She has had knee issues for the past several years with increasing severity and went for an MRI last week. The follow up was not good - she has a stress fracture, the knee is "bone rubbing on bone," and there is severe arthritis and inflammation. The doctors gave her a cortisone shot, but do not think surgery would help with all the arthritis. It is wear and tear for someone of that age, but she is throwing a pity-party and acts like she's going to have her leg amputated. She has no significant health issues otherwise.

Needless to say, the layout of this home is not doable for someone who has a hard time getting around. The walker/cane has to go up the stairs. The hallways and rooms are small, so difficult to manipulate a walker. There is a rail, but the stairs could easily lead to a fall for someone not sure on their feet. My aunt and sometimes myself are doing the laundry for her, carrying it up both sets of stairs. She pays a lady to clean once a week and is not able to do much of her own housekeeping. She's becoming less willing/able to drive, so I'll pick up groceries and bring them over a couple times a week, as she only goes out on Friday to the beauty salon and Sunday to church, and has difficulty getting through the grocery store. Dad and I have been taking care of maintenance around the house - I did most of the yard work last summer.

The mobility issues are getting worse, she is requiring more care over the last few weeks, and her insistence on staying in the home is frustrating. She still sees herself as active and able, but she is clearly not able to do the things she once did. We've tried talking her into downsizing since my grandfather passed away in 2009 (she is notably more frail with less movement), but she is absolutely unwilling to even entertain the idea. She complains the house won't sell (needs cosmetic updates but is mostly fine), that she won't get enough money from the sale of the home to buy something else (not true, but the home would probably bring $100k-$120k, which could get a one level condo or maybe a ranch), any number of reasons. The basement is still packed with his stuff and she does not want it cleaned out. We've all resigned ourselves to the fact that it'll have to wait until she passes.

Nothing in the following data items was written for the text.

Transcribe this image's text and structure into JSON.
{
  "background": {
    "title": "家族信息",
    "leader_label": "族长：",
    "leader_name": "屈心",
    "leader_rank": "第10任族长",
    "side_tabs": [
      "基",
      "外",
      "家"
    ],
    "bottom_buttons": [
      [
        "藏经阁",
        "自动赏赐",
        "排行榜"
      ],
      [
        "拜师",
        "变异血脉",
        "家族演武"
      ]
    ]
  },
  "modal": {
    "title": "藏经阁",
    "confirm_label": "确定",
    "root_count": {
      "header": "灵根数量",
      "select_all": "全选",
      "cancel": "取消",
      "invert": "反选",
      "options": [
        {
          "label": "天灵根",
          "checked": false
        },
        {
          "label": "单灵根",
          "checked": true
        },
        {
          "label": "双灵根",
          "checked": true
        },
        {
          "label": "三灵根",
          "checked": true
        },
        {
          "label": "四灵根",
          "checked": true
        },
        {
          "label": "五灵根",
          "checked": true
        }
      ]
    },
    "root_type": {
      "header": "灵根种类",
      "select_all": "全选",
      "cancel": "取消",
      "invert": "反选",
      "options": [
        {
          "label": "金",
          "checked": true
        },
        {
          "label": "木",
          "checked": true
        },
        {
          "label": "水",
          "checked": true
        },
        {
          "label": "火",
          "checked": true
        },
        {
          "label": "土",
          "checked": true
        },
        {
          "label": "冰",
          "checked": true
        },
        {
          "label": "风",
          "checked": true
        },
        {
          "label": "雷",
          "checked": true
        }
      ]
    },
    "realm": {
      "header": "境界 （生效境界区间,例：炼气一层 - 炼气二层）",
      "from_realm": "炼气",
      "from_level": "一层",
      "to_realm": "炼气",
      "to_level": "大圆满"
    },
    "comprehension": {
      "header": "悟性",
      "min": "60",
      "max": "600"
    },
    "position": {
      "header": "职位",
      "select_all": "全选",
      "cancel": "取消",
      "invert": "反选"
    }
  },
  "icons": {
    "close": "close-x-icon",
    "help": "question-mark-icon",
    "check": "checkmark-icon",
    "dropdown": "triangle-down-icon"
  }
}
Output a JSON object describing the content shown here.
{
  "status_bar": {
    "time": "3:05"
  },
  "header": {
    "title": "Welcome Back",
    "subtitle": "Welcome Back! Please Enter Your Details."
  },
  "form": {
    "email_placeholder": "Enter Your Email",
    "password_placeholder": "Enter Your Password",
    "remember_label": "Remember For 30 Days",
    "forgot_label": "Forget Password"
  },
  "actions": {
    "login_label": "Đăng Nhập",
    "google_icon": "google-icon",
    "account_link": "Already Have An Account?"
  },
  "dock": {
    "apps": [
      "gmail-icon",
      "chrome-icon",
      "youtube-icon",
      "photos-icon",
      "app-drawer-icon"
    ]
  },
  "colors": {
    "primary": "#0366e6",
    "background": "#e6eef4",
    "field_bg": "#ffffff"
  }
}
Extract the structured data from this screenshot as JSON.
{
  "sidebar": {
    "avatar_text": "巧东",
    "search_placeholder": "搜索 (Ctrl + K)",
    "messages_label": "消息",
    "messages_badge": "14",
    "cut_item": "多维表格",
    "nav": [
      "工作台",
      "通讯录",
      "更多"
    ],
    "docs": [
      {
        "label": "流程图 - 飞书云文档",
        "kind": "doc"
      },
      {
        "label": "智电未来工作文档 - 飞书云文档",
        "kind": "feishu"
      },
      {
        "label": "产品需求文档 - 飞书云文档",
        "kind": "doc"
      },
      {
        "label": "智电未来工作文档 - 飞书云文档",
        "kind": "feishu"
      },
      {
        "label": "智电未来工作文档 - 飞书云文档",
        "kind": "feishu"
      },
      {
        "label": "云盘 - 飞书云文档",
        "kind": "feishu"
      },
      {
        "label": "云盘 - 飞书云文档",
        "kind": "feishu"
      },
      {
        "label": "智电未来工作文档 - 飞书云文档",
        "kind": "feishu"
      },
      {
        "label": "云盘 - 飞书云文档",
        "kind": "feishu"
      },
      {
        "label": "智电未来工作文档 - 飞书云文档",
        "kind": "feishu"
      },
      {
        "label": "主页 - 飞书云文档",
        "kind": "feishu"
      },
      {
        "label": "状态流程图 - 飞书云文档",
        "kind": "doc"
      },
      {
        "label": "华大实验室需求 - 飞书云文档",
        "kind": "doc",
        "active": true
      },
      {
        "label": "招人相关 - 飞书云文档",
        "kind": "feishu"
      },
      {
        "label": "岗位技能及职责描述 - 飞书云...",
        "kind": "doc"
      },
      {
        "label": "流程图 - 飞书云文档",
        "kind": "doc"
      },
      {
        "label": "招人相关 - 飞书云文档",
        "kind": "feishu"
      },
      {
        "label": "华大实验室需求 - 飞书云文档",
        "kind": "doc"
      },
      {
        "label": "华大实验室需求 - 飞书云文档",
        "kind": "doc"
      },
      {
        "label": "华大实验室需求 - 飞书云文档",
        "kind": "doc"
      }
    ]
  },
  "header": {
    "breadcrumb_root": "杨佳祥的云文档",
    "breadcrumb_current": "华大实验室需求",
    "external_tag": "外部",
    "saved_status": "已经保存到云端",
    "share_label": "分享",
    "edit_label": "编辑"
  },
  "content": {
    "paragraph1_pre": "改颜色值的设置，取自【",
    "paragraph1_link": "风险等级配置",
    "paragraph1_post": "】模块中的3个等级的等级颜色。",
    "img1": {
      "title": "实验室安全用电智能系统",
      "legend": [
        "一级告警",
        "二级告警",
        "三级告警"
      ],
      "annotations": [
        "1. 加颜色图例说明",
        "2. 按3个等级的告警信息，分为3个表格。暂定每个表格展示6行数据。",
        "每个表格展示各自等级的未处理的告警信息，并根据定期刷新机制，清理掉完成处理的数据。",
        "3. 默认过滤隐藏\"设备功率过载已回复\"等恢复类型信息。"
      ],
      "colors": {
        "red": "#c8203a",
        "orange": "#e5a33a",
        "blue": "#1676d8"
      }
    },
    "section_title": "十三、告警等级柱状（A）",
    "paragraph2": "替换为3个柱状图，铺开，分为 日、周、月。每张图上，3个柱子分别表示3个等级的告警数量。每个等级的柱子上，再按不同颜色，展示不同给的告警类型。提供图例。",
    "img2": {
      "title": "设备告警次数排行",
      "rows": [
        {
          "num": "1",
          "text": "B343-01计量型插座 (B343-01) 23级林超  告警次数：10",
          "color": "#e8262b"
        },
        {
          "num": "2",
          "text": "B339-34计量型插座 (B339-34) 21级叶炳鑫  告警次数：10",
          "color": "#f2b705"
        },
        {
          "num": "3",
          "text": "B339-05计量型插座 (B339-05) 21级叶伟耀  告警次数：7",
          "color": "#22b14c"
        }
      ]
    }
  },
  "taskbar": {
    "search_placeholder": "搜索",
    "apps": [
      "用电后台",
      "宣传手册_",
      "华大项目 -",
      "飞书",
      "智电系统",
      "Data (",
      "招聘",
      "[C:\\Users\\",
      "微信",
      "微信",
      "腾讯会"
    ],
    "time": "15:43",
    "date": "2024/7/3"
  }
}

Aunt has a one level townhome that is much more open and easier to get around in, and is trying to get grandmother to move in. Grandmother will stay over there on weekends sometimes but not permanently. It's becoming increasingly burdensome on my aunt and me to constantly get the groceries, do the laundry, me to do the yard work, etc. - it's probably a five hour a week commitment for me and more for my aunt, and we aren't into mowing season yet! Grandmother is not making this easy or convenient.

Did you have a hard time coming to terms with the fact that you need to downsize? How did it go for you and your family?
I had a similar conversation with one of my sons and DIL over the weekend. It was sorta in jest but I was serious. They are trying to sell their house to buy a bigger one. They suggested we buy theirs and we could be even closer to the grands. I told them their house was to small. Two adults, two kids, one dog and two cats v us with just the two of us. I told them it was to small and that our much lager house was a downsize from the house he grew up in. I told them our place at the beach while it my be decent size for others was not us and we had no reason to have to downsize.
How many of the issues you shared about your grandmother have anything to do with the actual size of the house. The mobility issues are not about house size but about access the others are about her ability to function independently.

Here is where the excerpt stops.